After India, China has an estimated 2.8 million to 3.1 million people held in modern slavery. Its country study lists forced labour of men, women and children in a burgeoning economy, besides domestic servitude and forced begging, sexual exploitation of women and children, and forced marriage.
In this Asian arch, Pakistan has the third place with an estimated two million-plus, held on huge farms by the feudal lords, the clergy and factory owners.
Unlike most others, India has correctives in place. The GSI acknowledges them. But that only underscores the seriousness, the urgency and the need to do more.
The Indian government has launched Anti-Human Trafficking policing Units (AHTUs). A pilot programme with the United Nations Office on Drugs and Crime found that there were two large-scale interventions to effectively combat human trafficking on the ground: the establishment of AHTUs and the sensitisation and capacity building for key stakeholders within the criminal justice system, including the police, prosecutors, the judiciary, and NGOs. There are 215 AHTUs, with plans to set up one in each of the 650 districts. The government hotline, called “Child Line”, operating around the country spreads the message in different languages. It is toll-free around the country, and internationally. It also acts as the agency to tip off the authorities on human-trafficking crimes.

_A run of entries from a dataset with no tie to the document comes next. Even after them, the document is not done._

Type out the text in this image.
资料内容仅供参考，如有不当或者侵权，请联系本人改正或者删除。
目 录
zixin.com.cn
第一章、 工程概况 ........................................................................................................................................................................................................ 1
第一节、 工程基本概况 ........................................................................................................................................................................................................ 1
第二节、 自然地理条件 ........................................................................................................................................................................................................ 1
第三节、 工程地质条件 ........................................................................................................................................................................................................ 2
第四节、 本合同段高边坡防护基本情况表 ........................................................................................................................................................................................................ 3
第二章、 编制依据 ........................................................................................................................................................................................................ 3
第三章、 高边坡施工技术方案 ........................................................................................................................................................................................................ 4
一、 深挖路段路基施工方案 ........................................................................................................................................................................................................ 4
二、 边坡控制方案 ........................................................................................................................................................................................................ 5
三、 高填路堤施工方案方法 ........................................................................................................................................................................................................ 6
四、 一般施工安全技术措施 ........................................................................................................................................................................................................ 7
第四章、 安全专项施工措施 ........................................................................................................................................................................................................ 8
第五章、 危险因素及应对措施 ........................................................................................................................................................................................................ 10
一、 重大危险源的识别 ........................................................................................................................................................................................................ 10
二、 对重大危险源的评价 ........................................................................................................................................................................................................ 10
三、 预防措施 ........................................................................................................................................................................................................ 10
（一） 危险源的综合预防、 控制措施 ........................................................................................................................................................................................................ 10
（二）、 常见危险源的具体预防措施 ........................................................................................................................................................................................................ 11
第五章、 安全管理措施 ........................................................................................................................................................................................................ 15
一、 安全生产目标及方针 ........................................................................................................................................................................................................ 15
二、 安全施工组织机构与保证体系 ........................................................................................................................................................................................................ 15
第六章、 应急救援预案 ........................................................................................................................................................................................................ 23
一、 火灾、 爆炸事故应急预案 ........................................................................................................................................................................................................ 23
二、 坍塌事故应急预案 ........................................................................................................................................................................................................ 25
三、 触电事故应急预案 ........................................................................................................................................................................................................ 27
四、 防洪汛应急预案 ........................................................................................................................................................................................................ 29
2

The mandate for victim support services sits with the Women and Child Development Ministry. The primary scheme is the Ujjwala programme, where money is distributed to different NGOs that provide the basic facilities for victims, including shelters, counselling and often vocational education.
The Rural Development Ministry and the National Skill Development Mission also provide victim support schemes. The victims have the option to choose between the different schemes, the GSI notes.
The conviction rate against cases in India filed was a mere 0.6 per cent last year. An American report disputes this low conviction rate and claims that 15 per cent of the cases relating to human slavery are solved every year in India.
However, it is difficult to fight the octopus-like network that is highly influential. Worse, there is little sympathy or support for those who are fighting against human slavery often at the cost of their lives.
Challenging though it may be, Not My Life’s message is ultimately one of hope. Victims of slavery can be set free and go on to live happy and productive lives. Those who advocate for slavery victims are growing in numbers, and are increasingly effective.